You may also want to check out the Lord of Slaaneesh helmet it looks like it may work just something to check out.


----------



## Tiberius (Dec 15, 2007)

The shields for Chaos Marauders, would best suit your needs. However some trim work will be needed to remove the Chaos icons.


----------



## Dirge Eterna (Apr 30, 2007)

I would agree. Marauders and a dremel.

-Dirge


----------



## Tvayumat (Jan 28, 2008)

But... the marauder shields are so SMALL! How could you maintain a phalanx with a buckler?
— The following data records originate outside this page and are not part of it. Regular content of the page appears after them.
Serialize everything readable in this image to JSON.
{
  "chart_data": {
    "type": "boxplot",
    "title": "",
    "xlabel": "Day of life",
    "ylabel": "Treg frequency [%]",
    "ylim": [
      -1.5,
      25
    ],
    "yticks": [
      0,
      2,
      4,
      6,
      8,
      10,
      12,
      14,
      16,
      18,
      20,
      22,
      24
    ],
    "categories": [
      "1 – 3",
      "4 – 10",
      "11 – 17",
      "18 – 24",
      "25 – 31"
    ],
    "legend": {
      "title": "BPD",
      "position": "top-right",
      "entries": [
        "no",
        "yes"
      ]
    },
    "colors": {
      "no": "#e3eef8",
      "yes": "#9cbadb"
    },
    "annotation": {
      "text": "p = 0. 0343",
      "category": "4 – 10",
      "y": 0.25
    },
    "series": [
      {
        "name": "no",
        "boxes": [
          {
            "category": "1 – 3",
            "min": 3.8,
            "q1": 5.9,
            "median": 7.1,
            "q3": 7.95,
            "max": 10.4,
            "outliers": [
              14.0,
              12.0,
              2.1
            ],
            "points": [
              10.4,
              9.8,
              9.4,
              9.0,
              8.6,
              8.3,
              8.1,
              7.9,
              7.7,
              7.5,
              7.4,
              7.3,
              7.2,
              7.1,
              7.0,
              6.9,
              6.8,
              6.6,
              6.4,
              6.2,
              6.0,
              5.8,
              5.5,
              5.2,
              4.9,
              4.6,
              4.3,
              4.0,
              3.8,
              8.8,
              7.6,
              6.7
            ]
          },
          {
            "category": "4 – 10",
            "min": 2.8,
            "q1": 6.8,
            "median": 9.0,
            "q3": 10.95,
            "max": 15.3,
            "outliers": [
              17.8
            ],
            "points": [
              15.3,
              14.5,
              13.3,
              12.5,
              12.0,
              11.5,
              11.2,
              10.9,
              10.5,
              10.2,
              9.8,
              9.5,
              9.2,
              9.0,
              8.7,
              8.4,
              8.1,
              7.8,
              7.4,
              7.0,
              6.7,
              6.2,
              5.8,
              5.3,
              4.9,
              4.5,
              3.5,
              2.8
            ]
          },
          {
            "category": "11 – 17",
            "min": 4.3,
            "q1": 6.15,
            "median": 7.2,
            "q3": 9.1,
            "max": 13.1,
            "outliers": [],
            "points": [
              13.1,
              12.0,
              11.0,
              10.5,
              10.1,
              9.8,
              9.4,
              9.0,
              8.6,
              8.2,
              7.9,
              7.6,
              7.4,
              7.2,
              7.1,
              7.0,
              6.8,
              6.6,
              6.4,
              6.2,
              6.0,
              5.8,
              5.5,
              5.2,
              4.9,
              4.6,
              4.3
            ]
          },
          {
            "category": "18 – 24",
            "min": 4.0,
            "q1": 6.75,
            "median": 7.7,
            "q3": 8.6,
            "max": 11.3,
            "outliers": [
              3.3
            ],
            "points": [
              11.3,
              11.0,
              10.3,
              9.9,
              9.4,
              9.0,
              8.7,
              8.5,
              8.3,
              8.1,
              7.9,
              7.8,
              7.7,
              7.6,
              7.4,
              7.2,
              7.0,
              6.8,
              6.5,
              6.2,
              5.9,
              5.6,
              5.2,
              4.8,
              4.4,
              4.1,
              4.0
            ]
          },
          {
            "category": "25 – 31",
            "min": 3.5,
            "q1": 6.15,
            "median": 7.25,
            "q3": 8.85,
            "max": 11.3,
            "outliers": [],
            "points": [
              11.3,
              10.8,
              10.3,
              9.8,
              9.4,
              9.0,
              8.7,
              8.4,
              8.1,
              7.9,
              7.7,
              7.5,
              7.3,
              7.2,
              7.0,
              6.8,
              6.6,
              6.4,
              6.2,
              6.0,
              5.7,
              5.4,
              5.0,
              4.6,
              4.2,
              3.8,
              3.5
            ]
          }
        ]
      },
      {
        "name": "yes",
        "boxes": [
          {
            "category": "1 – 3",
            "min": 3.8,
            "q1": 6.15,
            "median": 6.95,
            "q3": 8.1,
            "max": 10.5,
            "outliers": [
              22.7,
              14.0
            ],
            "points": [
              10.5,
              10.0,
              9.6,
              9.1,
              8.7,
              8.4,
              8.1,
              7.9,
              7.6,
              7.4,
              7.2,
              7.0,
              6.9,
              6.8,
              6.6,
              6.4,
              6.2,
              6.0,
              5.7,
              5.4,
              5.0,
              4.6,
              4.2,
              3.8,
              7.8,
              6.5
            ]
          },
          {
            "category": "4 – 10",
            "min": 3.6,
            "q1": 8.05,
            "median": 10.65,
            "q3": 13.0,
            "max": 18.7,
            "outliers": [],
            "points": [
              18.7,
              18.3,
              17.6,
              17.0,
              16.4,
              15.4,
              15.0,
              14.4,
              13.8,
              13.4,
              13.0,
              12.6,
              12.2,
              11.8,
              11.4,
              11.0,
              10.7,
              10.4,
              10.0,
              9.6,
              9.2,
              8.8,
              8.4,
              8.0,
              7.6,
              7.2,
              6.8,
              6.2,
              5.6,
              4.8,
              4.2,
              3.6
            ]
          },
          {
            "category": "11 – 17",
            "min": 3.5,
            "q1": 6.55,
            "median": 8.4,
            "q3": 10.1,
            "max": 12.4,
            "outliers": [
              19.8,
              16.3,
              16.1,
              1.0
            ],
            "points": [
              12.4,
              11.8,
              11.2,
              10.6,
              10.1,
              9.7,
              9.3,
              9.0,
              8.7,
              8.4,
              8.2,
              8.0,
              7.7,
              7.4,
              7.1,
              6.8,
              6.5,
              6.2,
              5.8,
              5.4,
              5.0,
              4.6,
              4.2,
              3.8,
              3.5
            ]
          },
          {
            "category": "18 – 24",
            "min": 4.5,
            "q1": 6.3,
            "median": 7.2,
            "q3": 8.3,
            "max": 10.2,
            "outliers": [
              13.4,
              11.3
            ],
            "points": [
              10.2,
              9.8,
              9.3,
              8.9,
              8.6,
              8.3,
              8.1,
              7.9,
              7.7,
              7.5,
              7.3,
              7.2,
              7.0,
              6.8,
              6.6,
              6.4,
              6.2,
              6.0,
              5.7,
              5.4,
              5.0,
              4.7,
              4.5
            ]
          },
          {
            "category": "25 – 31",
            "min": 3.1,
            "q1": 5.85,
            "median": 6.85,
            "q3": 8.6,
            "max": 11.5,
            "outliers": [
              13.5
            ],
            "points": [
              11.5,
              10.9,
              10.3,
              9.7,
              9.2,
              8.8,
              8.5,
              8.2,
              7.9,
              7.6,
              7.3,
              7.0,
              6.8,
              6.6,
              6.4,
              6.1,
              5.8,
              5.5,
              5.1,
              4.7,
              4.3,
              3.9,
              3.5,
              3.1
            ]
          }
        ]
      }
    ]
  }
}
It doesn't make any SENSE! *Runs headfirst into a brick wall*


----------



## spitfire6x (Jan 28, 2008)

thanks for the info,

ive looked alot on the net about what i want to do, and the greek phalanx seems to relate to big round shields.
the tower style shields were used by romans to form a testudo latin for tortoise


----------



## mgtymouze (Dec 7, 2007)

Well if push comes to shove you could purchase some plasticard and a metal pipe with a slightly larger diameter than the sheild size you want and punch out your own sheilds. This would be the most work of the above mentioned methods but would allow you to get whatever size and look you want with work.


----------



## Mad King George (Jan 15, 2008)

use slaneesh hel;mets


----------



## Tvayumat (Jan 28, 2008)

I would agree with the plasticard route for round shields, I spent some time bitz browsing and came up with squat for what you have in mind. Some plasticard circles + a little greenstuffing to round out the business side and you could have a pretty neat conversion.


----------



## Viscount Vash (Jan 3, 2007)

You can get little plastic caps that are for covering screw heads from DIY stores that are pretty good for greek style shields. You often see them on self assembly Chipboard furniture.


----------



## Tvayumat (Jan 28, 2008)

Wow... I am SO off to the hardware store...


----------



## lmjp88 (Jul 15, 2008)

Hi, am new here, but looking to do a similar conversion myself. Did you manage it in the end? if so what parts did you use?


----------



## plaugedpanda (Jul 15, 2008)

i dont know if they are still the same buy the empire spearmen have mildly big round shield and they have lions on them 


and not sure who said but tomb kings dont have circular shields they are rectangular with rounded tops


----------



## lmjp88 (Jul 15, 2008)

from what i could find the screw caps are definitely the best shield bits. bought some today and theyre perfect. Now all i need are the spears - any suggestions? ideally something pretty cheap. A hunting lance from an imp guard rough rider is perfect, but then it gets very expensive fast!


----------



## Trigger (Mar 12, 2008)

Go to your local model shop (Not GW!). They sell brass rod for a couple of quid a metre. Then just make a spearhead out of Greenstuff or just sharpen the rod to a point


----------



## jakkie (Dec 21, 2007)

failing that, but a box set of WHFB night goblins. that should give you 20+ spears


----------



## Dracomancer (Jun 6, 2008)

Provided you don't mind using non GW products,these shields should be perfect for making spartan based conversions .


----------



## loyalist42 (Sep 7, 2007)

For the spears, plastic rod would also be good...easier to cut and work with than brass rod, if a bit harder to find...


----------



## Ultimate Overlord (Jul 17, 2008)

I always keep all the spare bits from every box i get!
you never know when they will come in handy!
Its good to buy armies you like then mix and match!


----------



## Toast Ghost (Jul 12, 2008)

Cant wait to see them


----------



## Death 0F Angels (Feb 27, 2008)

what, no one said it yet?

This.....is......SPARTA!!!!!!!!!!!:victory:


----------